Ce cas clinique est intéressant, tout d’abord en raison de la faible représentativité de l’écureuil de Corée en captivité et en consultation par rapport aux autres rongeurs. De même, les données bibliographiques concernant sa pathologie sont également moins nombreuses. Les affections bucco-dentaires de l’écureuil de Corée concernent plutôt les dents, notamment les incisives. La formule dentaire des sciuromorphes, sous-ordre auquel appartient cette espèce, est : 1/1, 0/0, 2/1, 3/3. À l’instar de nombreux autres rongeurs, tels que les myomorphes (rat, souris, gerbille, hamster), seules les incisives ont une croissance continue. Elles sont donc susceptibles d’être le siège de malocclusions, caractérisées par une déviation de l’axe de croissance de la dent à l’origine d’un défaut d’usure et d’une hyperélongation coronaire qui, dans un second temps, peuvent générer des plaies labiales ou gingivales.

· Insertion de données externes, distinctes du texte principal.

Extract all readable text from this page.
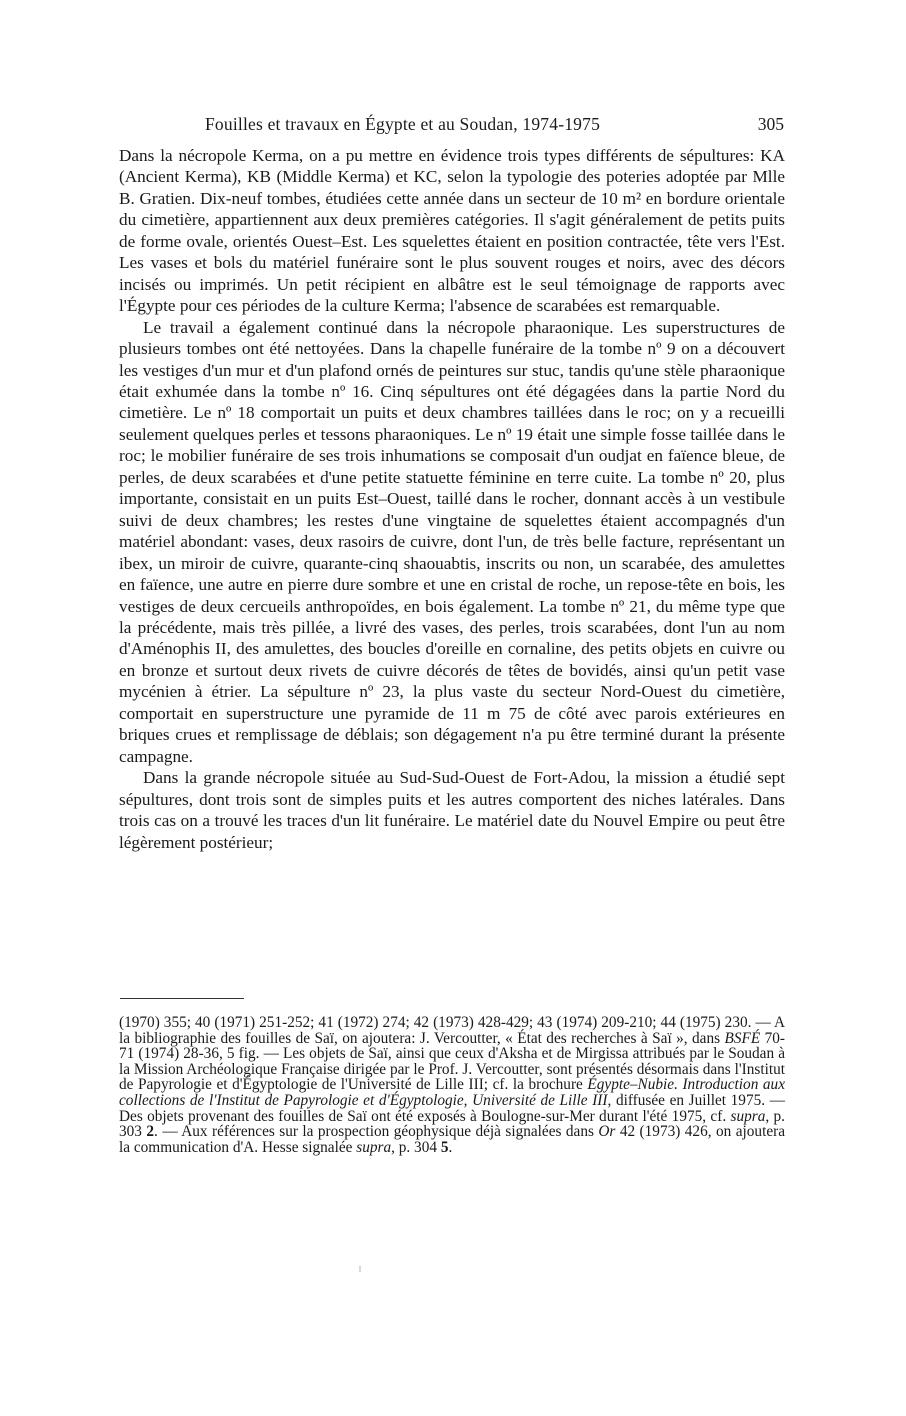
Fouilles et travaux en Égypte et au Soudan, 1974-1975	305

Dans la nécropole Kerma, on a pu mettre en évidence trois types différents de sépultures: KA (Ancient Kerma), KB (Middle Kerma) et KC, selon la typologie des poteries adoptée par Mlle B. Gratien. Dix-neuf tombes, étudiées cette année dans un secteur de 10 m² en bordure orientale du cimetière, appartiennent aux deux premières catégories. Il s'agit généralement de petits puits de forme ovale, orientés Ouest–Est. Les squelettes étaient en position contractée, tête vers l'Est. Les vases et bols du matériel funéraire sont le plus souvent rouges et noirs, avec des décors incisés ou imprimés. Un petit récipient en albâtre est le seul témoignage de rapports avec l'Égypte pour ces périodes de la culture Kerma; l'absence de scarabées est remarquable.

Le travail a également continué dans la nécropole pharaonique. Les superstructures de plusieurs tombes ont été nettoyées. Dans la chapelle funéraire de la tombe nº 9 on a découvert les vestiges d'un mur et d'un plafond ornés de peintures sur stuc, tandis qu'une stèle pharaonique était exhumée dans la tombe nº 16. Cinq sépultures ont été dégagées dans la partie Nord du cimetière. Le nº 18 comportait un puits et deux chambres taillées dans le roc; on y a recueilli seulement quelques perles et tessons pharaoniques. Le nº 19 était une simple fosse taillée dans le roc; le mobilier funéraire de ses trois inhumations se composait d'un oudjat en faïence bleue, de perles, de deux scarabées et d'une petite statuette féminine en terre cuite. La tombe nº 20, plus importante, consistait en un puits Est–Ouest, taillé dans le rocher, donnant accès à un vestibule suivi de deux chambres; les restes d'une vingtaine de squelettes étaient accompagnés d'un matériel abondant: vases, deux rasoirs de cuivre, dont l'un, de très belle facture, représentant un ibex, un miroir de cuivre, quarante-cinq shaouabtis, inscrits ou non, un scarabée, des amulettes en faïence, une autre en pierre dure sombre et une en cristal de roche, un repose-tête en bois, les vestiges de deux cercueils anthropoïdes, en bois également. La tombe nº 21, du même type que la précédente, mais très pillée, a livré des vases, des perles, trois scarabées, dont l'un au nom d'Aménophis II, des amulettes, des boucles d'oreille en cornaline, des petits objets en cuivre ou en bronze et surtout deux rivets de cuivre décorés de têtes de bovidés, ainsi qu'un petit vase mycénien à étrier. La sépulture nº 23, la plus vaste du secteur Nord-Ouest du cimetière, comportait en superstructure une pyramide de 11 m 75 de côté avec parois extérieures en briques crues et remplissage de déblais; son dégagement n'a pu être terminé durant la présente campagne.

Dans la grande nécropole située au Sud-Sud-Ouest de Fort-Adou, la mission a étudié sept sépultures, dont trois sont de simples puits et les autres comportent des niches latérales. Dans trois cas on a trouvé les traces d'un lit funéraire. Le matériel date du Nouvel Empire ou peut être légèrement postérieur;

(1970) 355; 40 (1971) 251-252; 41 (1972) 274; 42 (1973) 428-429; 43 (1974) 209-210; 44 (1975) 230. — A la bibliographie des fouilles de Saï, on ajoutera: J. Vercoutter, « État des recherches à Saï », dans BSFÉ 70-71 (1974) 28-36, 5 fig. — Les objets de Saï, ainsi que ceux d'Aksha et de Mirgissa attribués par le Soudan à la Mission Archéologique Française dirigée par le Prof. J. Vercoutter, sont présentés désormais dans l'Institut de Papyrologie et d'Égyptologie de l'Université de Lille III; cf. la brochure Égypte–Nubie. Introduction aux collections de l'Institut de Papyrologie et d'Égyptologie, Université de Lille III, diffusée en Juillet 1975. — Des objets provenant des fouilles de Saï ont été exposés à Boulogne-sur-Mer durant l'été 1975, cf. supra, p. 303 2. — Aux références sur la prospection géophysique déjà signalées dans Or 42 (1973) 426, on ajoutera la communication d'A. Hesse signalée supra, p. 304 5.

Chez l’homme, 95 % des carcinomes épidermoïdes se développent sur la partie mobile de la langue, habituellement dans le tiers médian, sur les bords et la face ventrale. Leur extension a lieu en général vers le plancher buccal. Le principal facteur favorisant est la consommation de tabac et d’alcool.
Chez le chien, le carcinome épidermoïde représente 20 à 30 % des tumeurs buccales, et est la seconde tumeur cancéreuse de la langue en termes de fréquence, après le mélanome malin. Elle touche surtout des chiens âgés de huit à dix ans, de race de grande taille (le berger allemand semble prédisposé). Certains auteurs ont mis en relation leur apparition avec la pollution atmosphérique.